I first transposed Nell from a whisp of an idea, the elemental road warrior in my head, onto paper for a workshop with Christine Sneed in 2018.

My short story, “Trust Issues,” has made the quarter finals in a screenwriting contest! https://screencraft.org/2021/01/06/2020-2021-screencraft-cinematic-short-story-competition-quarterfinalists/

I’d love to give you a little taste of the story, but it’s wiser to wait and see if it can get any further in this particular competition first.

Taking Stock

I’m taking stock because I think maybe I’ve written more than I realized this year. I see all the literary newsletters featuring all the new writing people have been doing during the pandemic, and I think, Oh, I need to be doing more writing. But wait a minute. I have been writing. What I haven’t been doing is submitting much of my work. Even so, I’ve had two pieces published. I’ve been lamenting the fact that I spend so much time not writing, but I’ve been workshopping with several really great workshop leaders, and I’ve written for a few contests. So, how much have I actually written this year?
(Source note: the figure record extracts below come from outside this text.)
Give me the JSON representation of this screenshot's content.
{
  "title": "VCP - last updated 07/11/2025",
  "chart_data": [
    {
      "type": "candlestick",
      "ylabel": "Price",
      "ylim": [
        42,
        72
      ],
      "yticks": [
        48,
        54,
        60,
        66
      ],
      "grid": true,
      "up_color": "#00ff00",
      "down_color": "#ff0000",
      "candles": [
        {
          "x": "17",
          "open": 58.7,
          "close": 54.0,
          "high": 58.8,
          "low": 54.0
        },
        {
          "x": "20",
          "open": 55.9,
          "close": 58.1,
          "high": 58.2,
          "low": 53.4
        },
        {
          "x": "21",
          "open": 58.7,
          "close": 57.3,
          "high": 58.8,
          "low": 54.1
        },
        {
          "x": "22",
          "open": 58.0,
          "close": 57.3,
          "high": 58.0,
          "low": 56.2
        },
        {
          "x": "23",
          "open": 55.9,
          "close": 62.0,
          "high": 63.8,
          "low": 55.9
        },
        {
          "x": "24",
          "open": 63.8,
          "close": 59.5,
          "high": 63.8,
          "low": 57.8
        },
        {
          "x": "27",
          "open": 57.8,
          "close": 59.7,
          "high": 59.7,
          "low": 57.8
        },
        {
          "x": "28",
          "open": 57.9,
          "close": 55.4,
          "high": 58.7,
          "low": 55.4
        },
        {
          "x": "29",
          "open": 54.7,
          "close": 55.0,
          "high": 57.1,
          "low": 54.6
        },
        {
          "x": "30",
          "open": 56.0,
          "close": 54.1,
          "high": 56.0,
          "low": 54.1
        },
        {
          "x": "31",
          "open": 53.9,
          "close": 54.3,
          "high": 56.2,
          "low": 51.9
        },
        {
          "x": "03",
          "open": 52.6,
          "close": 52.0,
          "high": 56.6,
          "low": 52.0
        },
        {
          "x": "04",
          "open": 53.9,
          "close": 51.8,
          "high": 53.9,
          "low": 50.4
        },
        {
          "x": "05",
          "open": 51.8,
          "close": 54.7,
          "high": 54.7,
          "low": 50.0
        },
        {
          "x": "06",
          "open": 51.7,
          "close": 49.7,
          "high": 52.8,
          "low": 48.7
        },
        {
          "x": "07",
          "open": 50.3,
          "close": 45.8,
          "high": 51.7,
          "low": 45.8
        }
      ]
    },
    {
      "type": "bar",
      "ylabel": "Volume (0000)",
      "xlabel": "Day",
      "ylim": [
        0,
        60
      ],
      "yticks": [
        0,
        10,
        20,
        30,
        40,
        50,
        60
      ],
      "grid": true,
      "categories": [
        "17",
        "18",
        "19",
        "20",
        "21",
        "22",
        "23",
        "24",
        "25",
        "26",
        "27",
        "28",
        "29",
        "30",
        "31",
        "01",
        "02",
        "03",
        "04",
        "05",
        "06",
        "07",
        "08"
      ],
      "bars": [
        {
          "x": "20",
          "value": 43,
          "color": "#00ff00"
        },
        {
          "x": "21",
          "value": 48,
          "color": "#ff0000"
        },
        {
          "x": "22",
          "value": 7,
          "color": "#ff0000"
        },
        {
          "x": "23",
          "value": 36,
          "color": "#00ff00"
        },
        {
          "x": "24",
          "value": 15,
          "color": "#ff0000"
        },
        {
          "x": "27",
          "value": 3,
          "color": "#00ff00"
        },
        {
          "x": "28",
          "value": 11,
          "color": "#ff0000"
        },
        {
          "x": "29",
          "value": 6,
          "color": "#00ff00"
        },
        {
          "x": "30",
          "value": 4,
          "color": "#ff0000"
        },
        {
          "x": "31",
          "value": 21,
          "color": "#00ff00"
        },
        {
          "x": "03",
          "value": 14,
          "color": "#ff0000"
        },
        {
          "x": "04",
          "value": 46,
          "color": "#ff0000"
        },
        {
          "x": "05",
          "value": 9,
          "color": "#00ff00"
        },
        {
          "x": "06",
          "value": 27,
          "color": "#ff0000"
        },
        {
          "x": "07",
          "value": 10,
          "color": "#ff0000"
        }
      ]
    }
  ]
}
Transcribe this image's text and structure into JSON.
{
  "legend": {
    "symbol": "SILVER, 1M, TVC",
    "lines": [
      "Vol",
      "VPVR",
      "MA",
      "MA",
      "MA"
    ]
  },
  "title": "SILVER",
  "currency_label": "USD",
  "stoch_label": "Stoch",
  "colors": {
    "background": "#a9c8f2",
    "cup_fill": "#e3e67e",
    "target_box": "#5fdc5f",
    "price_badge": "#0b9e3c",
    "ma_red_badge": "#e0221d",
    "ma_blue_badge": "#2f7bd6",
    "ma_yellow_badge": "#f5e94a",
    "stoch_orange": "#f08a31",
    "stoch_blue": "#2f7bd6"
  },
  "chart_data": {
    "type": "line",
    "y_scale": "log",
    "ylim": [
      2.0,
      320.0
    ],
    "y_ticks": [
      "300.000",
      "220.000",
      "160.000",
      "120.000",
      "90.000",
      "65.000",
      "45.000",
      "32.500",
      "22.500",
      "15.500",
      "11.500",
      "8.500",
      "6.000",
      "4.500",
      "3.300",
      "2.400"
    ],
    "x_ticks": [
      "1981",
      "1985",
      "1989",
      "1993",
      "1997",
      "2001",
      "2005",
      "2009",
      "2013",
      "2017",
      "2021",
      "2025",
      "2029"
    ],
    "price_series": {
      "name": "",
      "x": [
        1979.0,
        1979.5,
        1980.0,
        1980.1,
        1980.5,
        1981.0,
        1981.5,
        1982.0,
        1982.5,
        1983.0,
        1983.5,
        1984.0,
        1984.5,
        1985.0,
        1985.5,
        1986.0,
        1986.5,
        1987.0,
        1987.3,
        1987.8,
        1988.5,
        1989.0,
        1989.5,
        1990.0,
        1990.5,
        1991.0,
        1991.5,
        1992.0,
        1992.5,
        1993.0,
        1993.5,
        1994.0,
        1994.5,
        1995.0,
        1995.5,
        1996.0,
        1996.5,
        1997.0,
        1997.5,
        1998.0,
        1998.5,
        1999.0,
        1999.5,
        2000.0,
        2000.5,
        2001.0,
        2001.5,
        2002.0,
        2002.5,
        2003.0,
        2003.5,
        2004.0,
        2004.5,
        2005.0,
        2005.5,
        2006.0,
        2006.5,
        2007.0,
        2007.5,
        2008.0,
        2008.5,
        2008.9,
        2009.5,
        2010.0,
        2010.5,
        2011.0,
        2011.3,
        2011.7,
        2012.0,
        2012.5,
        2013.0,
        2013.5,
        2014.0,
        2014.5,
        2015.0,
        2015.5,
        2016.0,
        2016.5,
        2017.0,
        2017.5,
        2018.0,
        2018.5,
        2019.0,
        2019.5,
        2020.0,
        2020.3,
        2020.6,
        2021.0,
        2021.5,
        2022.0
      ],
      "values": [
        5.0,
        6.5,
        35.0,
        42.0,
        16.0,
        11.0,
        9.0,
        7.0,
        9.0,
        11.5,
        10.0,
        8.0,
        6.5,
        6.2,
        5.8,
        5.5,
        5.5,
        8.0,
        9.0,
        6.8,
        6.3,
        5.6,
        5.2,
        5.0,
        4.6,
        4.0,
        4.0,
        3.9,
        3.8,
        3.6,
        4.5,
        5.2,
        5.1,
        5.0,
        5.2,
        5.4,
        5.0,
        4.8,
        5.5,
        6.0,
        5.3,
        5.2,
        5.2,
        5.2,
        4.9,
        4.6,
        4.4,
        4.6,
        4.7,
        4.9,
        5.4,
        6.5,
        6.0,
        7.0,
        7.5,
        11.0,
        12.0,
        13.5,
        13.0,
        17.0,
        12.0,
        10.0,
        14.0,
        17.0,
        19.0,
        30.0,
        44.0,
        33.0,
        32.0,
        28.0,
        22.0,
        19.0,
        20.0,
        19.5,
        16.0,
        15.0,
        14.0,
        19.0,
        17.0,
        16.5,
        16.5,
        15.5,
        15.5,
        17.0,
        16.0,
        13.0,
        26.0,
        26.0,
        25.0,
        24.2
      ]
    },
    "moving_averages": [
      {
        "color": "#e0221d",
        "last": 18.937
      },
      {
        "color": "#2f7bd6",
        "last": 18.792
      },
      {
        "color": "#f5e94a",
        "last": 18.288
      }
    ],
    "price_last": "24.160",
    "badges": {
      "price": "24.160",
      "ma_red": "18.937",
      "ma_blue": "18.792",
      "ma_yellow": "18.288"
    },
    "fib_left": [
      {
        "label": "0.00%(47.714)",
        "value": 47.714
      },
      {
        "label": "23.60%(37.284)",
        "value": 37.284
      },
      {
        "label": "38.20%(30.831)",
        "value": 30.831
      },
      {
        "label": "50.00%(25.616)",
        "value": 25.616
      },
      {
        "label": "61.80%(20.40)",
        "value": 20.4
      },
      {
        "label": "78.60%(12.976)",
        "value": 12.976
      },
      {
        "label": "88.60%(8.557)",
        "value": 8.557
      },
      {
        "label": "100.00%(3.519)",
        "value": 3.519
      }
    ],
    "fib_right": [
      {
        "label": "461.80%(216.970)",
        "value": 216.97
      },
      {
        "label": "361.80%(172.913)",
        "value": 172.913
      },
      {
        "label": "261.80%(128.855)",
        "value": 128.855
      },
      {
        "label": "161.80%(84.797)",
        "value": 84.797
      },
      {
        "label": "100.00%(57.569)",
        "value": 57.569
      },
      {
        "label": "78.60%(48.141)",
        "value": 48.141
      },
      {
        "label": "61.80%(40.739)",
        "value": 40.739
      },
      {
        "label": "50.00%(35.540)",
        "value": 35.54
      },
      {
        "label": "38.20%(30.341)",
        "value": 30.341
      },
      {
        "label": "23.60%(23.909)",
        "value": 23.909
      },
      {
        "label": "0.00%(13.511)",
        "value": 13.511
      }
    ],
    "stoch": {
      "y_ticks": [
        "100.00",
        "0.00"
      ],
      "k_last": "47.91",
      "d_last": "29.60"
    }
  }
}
Before I give you the list, I should also add that I’ve compiled my mother’s writing into a memoir. (I won’t tell you about the 13 books I’ve produced for other people through Madville Publishing–with the help of Jacqui Davis and a whole team of editors. Let’s call that my day job.)

What have I written in 2020?

Edit: I completed this list and count 35 new pieces… Only two published to date, but lots of halfway decent material to mold and polish.

Workshops & Contests:

  • Tell Us a Story—with Siobhan Wright (January—May)
    • James, Maybe
    • Whatever became of Mr. J.?
    • Masks
    • Skydiving
    • A Tiny Spur
    • Incident at the Lightning M
    • A Grey Horse with Spots and a Flax Mane and Tail (file name Truth)
    • Memories in the Packing Materials
    • Sleeping Sickness
    • Final Acts
    • Becoming
    • The Detective
    • Prepubescent Only Child Angst
    • Becoming Nobody
    • Stage Fright (in 53 words)
  • Writers Weekly 24-Hour Contest, but not submitted (April)
    • The Eye of the Beholder
  • Jen Knox through Gemini Ink (July)
    • The Cowgirl and the Pilot
  • Jodi Angel Workshops (August-January ’21)
    • The Cistern
    • Agents of Change (for THE LIBRARY)
    • Blastoff—Touchdown
    • Floating Wellie Boots
    • Long Time No See
    • DNA and Dogs
    • Nanny’s Stories
    • Playear (novel for NaNoWriMo—working title)
    • The Possum Run
    • Why Did We Even Leave Florida
    • Just Like Young Goodman Brown

Three Publications in a Week

It’s a rare week to receive printed proof that someone thought enough of it to include it next to other people’s work they thought enough of to publish in a journal. So I was triply delighted this week when not one, but three publications I’ve been waiting for appeared in my mailbox.

They are:

A book review I wrote in the JASAT, November 2019, Volume 50
(The book under review was called Garden Variety by John Hoenig–about tomatoes…)

Flare: The Flagler Review published short creative nonfiction piece I wrote featuring genuine childhood memories in their Spring 2020 issue. Not all of it is exactly true.

Kestrel published a story I wrote about a mishap at a porta-potty in their fall 2020 issue.